Le démantèlement complet des deux réacteurs de la centrale nucléaire de Fessenheim (Haut-Rhin) est désormais autorisé. Un décret publié le 1er mai 2026 et paru au Journal officiel le 3 mai encadre les opérations de déconstruction, trois ans après l’arrêt définitif des installations. Signé conjointement par le Premier ministre, le ministre de l’Économie et la ministre déléguée chargée de l’Énergie, ce texte fixe les modalités techniques, le calendrier ainsi que les équipements nécessaires aux travaux menés par EDF. Selon Reporterre, cette décision marque une étape clé dans la fermeture définitive du site, le premier réacteur ayant été arrêté en 2020.
Ce qu'il faut retenir
- Le décret de déconstruction a été signé le 1er mai 2026 et publié au Journal officiel le 3 mai 2026.
- Il autorise le démantèlement des deux réacteurs de 900 MW arrêtés en 2020.
- Les opérations seront encadrées par EDF, avec des modalités techniques et un calendrier précis définis dans le décret.
- Le texte a été cosigné par le Premier ministre, le ministre de l’Économie et la ministre déléguée chargée de l’Énergie.
Un projet engagé depuis l’arrêt des réacteurs en 2020
La centrale de Fessenheim, située dans le Haut-Rhin, a cessé définitivement ses activités en 2020, après des années de débats sur sa fermeture.

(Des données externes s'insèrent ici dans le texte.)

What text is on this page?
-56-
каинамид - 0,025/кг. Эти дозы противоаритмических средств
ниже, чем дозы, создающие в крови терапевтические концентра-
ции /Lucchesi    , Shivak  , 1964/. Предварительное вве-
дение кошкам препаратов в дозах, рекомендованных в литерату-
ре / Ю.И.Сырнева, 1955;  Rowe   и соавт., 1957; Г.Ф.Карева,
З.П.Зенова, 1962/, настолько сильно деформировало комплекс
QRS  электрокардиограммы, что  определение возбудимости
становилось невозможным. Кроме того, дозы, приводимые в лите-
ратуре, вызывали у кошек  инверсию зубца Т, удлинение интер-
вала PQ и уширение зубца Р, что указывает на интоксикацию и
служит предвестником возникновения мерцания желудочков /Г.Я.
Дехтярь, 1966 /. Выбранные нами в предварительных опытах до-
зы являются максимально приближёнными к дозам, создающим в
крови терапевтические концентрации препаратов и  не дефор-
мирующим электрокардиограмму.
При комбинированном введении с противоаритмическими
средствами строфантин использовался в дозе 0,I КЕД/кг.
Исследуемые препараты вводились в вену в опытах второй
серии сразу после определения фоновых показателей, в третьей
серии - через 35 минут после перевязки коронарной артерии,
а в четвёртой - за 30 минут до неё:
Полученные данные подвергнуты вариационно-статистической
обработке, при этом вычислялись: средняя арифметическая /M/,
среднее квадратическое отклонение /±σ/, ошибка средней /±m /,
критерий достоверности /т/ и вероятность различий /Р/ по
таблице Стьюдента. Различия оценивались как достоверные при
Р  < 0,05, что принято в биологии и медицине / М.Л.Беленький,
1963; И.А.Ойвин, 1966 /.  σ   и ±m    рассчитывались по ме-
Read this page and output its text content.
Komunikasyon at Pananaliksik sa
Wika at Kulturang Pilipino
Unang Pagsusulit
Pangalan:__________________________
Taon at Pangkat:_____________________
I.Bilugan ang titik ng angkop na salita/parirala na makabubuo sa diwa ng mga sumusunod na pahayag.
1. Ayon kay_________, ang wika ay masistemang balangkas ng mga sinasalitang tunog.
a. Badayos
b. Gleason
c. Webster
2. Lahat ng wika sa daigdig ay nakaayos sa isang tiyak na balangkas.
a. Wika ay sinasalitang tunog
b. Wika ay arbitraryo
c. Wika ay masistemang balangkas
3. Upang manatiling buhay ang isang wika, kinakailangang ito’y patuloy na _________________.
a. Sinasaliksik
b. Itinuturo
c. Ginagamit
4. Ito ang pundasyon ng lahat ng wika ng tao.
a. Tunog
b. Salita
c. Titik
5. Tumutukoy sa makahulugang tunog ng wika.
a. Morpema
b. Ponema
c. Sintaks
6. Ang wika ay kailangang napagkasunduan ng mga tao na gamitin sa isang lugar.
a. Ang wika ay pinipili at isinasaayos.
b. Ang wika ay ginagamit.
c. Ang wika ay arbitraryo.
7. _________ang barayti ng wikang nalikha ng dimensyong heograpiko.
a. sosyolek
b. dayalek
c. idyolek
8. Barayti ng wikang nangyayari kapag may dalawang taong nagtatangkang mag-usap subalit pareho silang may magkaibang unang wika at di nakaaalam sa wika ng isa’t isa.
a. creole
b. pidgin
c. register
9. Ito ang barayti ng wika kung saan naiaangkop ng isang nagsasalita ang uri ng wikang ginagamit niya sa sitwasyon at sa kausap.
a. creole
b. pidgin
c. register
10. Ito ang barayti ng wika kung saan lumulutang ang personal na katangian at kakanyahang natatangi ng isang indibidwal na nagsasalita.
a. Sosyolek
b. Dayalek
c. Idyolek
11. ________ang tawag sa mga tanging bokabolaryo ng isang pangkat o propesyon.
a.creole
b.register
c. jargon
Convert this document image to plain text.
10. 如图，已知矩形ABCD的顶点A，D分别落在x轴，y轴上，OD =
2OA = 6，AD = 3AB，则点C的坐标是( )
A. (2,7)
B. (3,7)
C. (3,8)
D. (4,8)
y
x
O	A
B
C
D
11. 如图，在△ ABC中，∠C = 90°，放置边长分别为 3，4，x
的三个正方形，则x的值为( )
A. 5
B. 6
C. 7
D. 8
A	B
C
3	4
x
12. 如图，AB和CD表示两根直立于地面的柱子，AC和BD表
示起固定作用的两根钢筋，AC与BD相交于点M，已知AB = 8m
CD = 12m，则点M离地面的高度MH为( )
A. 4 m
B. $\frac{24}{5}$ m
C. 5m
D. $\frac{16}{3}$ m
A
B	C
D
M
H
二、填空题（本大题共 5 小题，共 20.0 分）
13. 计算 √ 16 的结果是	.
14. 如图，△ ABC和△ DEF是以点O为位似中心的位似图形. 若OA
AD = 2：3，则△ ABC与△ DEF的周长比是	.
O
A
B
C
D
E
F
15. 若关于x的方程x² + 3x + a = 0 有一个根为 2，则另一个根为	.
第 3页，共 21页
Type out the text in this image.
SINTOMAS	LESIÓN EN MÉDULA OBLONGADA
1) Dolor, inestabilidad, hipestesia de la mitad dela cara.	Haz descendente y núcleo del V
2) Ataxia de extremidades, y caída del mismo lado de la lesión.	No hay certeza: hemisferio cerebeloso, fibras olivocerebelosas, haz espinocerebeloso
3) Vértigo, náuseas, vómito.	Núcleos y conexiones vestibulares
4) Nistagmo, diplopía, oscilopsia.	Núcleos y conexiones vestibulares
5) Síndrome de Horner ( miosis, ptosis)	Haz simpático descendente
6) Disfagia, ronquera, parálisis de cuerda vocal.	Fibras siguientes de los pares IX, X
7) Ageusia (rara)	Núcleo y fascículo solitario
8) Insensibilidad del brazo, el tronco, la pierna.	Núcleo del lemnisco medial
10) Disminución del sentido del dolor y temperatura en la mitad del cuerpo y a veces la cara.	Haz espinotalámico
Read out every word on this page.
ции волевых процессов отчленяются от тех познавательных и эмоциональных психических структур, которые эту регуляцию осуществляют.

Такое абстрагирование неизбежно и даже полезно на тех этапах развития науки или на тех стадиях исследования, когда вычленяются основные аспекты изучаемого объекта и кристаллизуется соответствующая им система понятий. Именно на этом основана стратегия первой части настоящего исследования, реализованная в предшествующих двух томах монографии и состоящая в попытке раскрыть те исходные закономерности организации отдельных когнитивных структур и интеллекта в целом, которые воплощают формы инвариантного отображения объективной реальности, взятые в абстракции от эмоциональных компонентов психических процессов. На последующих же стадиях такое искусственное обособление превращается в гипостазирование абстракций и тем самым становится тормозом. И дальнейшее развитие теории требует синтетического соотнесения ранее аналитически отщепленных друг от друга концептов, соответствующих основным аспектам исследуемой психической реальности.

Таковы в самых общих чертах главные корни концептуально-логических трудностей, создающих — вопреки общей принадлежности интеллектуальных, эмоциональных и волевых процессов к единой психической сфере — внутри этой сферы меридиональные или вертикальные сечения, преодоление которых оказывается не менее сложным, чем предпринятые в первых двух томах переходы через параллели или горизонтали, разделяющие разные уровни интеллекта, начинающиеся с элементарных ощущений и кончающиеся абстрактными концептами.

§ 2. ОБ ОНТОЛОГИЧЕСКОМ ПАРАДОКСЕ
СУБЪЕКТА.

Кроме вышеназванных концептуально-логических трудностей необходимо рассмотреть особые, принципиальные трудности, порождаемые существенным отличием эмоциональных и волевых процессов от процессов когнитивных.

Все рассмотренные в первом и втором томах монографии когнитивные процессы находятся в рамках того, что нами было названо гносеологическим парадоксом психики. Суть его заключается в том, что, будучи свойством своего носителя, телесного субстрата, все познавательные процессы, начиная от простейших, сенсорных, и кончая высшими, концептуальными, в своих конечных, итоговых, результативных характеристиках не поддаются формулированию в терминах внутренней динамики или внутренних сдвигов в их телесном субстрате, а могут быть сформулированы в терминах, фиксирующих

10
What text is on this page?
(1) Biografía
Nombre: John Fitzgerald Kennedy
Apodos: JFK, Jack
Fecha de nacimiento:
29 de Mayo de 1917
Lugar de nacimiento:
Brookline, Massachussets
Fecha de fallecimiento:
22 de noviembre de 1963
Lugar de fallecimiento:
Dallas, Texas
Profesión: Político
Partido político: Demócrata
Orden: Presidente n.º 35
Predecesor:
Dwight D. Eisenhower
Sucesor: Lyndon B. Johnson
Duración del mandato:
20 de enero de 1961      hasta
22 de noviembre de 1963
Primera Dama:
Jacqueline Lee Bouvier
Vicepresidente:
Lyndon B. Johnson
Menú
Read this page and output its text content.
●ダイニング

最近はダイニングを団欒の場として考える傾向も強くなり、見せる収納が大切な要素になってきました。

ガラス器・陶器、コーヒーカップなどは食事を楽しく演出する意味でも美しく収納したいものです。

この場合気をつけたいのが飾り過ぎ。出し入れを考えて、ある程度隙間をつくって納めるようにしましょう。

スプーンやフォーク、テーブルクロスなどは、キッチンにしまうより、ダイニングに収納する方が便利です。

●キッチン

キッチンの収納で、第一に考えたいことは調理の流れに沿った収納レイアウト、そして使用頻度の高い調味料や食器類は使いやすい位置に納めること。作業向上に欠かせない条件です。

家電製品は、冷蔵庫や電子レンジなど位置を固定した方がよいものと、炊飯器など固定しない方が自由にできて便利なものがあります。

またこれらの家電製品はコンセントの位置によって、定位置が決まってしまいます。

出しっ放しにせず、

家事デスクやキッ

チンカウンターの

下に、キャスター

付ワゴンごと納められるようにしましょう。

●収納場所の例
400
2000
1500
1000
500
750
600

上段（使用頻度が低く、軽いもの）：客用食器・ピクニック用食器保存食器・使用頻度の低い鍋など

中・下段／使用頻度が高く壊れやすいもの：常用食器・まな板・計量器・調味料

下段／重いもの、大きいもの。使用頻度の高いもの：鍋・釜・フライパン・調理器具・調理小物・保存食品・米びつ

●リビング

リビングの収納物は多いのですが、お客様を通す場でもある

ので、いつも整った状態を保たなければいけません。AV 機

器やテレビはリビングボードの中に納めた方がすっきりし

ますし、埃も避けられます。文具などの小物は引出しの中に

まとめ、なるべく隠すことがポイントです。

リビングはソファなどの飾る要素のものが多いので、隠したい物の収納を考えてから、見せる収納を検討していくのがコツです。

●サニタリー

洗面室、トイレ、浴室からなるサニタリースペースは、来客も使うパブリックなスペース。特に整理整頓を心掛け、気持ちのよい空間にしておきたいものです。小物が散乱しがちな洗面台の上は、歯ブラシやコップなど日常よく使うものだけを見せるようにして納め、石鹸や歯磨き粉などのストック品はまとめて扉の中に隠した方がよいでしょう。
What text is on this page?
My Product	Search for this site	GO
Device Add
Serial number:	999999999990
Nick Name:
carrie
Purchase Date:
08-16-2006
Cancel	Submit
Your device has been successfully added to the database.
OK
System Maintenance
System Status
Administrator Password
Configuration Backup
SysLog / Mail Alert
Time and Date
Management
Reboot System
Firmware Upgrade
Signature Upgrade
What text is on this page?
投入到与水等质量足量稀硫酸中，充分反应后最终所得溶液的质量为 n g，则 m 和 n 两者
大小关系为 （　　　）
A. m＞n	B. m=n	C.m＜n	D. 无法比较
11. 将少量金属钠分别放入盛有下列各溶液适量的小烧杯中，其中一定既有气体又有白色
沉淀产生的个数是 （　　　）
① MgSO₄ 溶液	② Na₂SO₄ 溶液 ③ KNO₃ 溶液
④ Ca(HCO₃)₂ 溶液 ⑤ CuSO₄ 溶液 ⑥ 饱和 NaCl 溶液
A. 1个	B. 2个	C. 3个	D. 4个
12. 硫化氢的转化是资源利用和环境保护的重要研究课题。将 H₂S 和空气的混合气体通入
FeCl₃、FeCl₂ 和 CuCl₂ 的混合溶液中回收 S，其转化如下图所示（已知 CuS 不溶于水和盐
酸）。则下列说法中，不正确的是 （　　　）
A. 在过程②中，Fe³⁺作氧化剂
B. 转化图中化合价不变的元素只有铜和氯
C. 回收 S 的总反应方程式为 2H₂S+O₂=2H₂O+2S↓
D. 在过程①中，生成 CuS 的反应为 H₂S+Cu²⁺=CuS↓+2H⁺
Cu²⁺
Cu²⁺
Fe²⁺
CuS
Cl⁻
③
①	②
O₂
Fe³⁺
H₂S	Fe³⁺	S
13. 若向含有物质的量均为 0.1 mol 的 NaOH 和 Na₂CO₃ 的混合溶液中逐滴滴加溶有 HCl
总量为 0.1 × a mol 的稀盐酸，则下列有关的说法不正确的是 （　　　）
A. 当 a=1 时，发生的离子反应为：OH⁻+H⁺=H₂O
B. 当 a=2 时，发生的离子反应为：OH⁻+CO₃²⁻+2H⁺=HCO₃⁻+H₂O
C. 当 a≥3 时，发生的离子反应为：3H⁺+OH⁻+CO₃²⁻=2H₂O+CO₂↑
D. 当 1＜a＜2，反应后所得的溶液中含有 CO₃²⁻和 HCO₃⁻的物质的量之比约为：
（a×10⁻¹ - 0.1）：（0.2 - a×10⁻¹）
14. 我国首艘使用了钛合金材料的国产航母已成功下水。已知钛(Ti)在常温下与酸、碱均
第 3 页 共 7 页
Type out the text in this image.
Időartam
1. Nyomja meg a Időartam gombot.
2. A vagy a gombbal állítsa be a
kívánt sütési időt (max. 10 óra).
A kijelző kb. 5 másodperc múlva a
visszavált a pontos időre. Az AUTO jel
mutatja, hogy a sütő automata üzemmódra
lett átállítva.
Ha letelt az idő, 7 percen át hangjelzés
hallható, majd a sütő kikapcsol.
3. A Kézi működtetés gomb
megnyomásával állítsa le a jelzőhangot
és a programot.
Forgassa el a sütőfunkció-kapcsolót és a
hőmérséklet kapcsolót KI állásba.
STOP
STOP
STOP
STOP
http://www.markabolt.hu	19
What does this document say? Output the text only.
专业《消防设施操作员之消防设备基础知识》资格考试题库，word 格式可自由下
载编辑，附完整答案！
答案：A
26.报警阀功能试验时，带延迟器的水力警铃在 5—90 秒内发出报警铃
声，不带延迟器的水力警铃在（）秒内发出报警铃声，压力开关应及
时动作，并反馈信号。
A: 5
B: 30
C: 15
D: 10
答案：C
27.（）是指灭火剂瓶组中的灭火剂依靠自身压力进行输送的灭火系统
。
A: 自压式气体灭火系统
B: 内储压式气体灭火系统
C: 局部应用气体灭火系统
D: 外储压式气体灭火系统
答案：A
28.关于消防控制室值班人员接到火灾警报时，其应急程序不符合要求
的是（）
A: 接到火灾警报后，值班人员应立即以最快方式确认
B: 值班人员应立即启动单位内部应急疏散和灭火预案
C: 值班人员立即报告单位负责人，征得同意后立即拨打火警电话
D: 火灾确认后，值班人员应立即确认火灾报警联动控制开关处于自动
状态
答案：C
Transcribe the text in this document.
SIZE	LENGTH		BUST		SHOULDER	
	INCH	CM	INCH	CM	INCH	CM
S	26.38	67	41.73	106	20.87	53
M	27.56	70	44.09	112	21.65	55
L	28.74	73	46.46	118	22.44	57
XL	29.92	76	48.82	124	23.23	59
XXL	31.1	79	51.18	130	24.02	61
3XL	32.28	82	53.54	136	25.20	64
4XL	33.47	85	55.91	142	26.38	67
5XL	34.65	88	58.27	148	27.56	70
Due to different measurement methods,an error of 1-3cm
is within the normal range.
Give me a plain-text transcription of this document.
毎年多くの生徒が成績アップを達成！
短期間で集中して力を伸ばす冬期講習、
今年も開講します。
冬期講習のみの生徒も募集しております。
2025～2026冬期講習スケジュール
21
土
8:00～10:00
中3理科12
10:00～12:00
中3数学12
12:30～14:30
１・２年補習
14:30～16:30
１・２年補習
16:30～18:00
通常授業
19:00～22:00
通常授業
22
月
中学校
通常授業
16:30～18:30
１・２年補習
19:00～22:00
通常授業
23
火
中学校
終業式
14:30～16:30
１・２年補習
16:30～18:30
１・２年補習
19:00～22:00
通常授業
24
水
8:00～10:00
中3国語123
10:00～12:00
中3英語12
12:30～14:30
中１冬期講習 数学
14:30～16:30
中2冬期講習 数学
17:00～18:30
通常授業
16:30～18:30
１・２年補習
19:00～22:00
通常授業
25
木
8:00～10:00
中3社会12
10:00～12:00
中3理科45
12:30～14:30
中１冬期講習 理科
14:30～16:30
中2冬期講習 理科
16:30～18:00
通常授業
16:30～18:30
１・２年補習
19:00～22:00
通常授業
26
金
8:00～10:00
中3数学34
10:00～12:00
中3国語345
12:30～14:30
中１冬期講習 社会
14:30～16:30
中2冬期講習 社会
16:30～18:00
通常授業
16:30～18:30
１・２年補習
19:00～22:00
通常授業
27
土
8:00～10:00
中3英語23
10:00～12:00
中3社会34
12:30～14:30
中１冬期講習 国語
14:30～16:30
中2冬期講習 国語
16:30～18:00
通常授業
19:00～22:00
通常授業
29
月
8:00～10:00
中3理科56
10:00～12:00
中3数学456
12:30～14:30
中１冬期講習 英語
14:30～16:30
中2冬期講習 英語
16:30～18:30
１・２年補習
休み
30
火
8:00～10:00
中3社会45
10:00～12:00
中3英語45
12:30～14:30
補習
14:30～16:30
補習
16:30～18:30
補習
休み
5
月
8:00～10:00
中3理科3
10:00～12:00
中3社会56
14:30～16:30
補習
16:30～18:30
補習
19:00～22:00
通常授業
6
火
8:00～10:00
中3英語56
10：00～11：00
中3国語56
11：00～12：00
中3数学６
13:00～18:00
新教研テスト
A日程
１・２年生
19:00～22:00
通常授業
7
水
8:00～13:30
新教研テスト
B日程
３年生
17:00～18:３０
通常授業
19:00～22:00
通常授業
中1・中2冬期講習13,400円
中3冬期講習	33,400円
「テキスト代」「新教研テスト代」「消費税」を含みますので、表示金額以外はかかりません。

Les deux réacteurs de 900 mégawatts (MW), parmi les plus anciens du parc nucléaire français, ont été mis à l’arrêt dans le cadre de la politique de réduction de la part du nucléaire dans la production d’électricité. EDF, gestionnaire historique du site, est désormais chargé des opérations de démantèlement, une procédure complexe et encadrée par la réglementation.
Le décret publié ce mois-ci officialise ainsi une phase cruciale, celle de la déconstruction proprement dite. Les travaux devraient s’étaler sur plusieurs années, avec des étapes clés comme le démontage des équipements, la gestion des déchets radioactifs et la sécurisation du site. Selon les estimations d’EDF, cette phase pourrait durer jusqu’à dix à quinze ans, en fonction des imprévus techniques ou réglementaires.
Des garanties environnementales et sécuritaires renforcées
Le texte signé par les autorités gouvernementales intègre des exigences strictes en matière de sécurité et de protection de l’environnement. Les opérations de déconstruction doivent respecter les normes en vigueur, notamment celles définies par l’Autorité de sûreté nucléaire (ASN). Celle-ci supervisera les différentes phases du chantier pour s’assurer du respect des protocoles et de la gestion des risques.
« La déconstruction doit se faire dans le strict respect des règles de radioprotection et de gestion des déchets », a rappelé un porte-parole du ministère de la Transition écologique. Les déchets radioactifs, en particulier ceux issus du combustible usé, seront traités dans des installations dédiées, comme celles du site de La Hague, en Normandie. Le décret précise également les modalités de surveillance post-opération, afin de garantir la sécurité à long terme du site.
Un symbole de la transition énergétique en France
La fermeture de Fessenheim s’inscrit dans une dynamique plus large de transition énergétique en France. Le gouvernement mise sur le développement des énergies renouvelables et la réduction progressive de la dépendance au nucléaire, tout en maintenant un parc sécurisé et performant. La déconstruction de la centrale illustre ainsi les défis techniques et économiques liés à la fin de vie des installations nucléaires, un enjeu majeur pour l’industrie dans les décennies à venir.
« Fessenheim est le premier grand réacteur à être démantelé en France, ce qui en fait un projet pilote », a souligné un expert du secteur. Les retours d’expérience accumulés ici serviront pour les futures opérations, notamment celles prévues sur les sites de Bugey, Tricastin ou Chinon. Reste à voir si les délais et les coûts resteront maîtrisés, un point de vigilance souvent souligné par les associations environnementales.
Cette décision intervient alors que le débat sur l’avenir du nucléaire en France reste vif, entre défenseurs d’une énergie décarbonée et partisans d’une sortie progressive. Quoi qu’il en soit, le feu vert donné pour Fessenheim marque une étape concrète vers une nouvelle page pour le site alsacien.
Les risques principaux concernent la manipulation des déchets radioactifs et la sécurité des travailleurs. L’Autorité de sûreté nucléaire (ASN) impose des protocoles stricts pour limiter toute exposition aux rayonnements. EDF doit également garantir l’étanchéité des installations pendant les opérations et prévenir tout risque de contamination.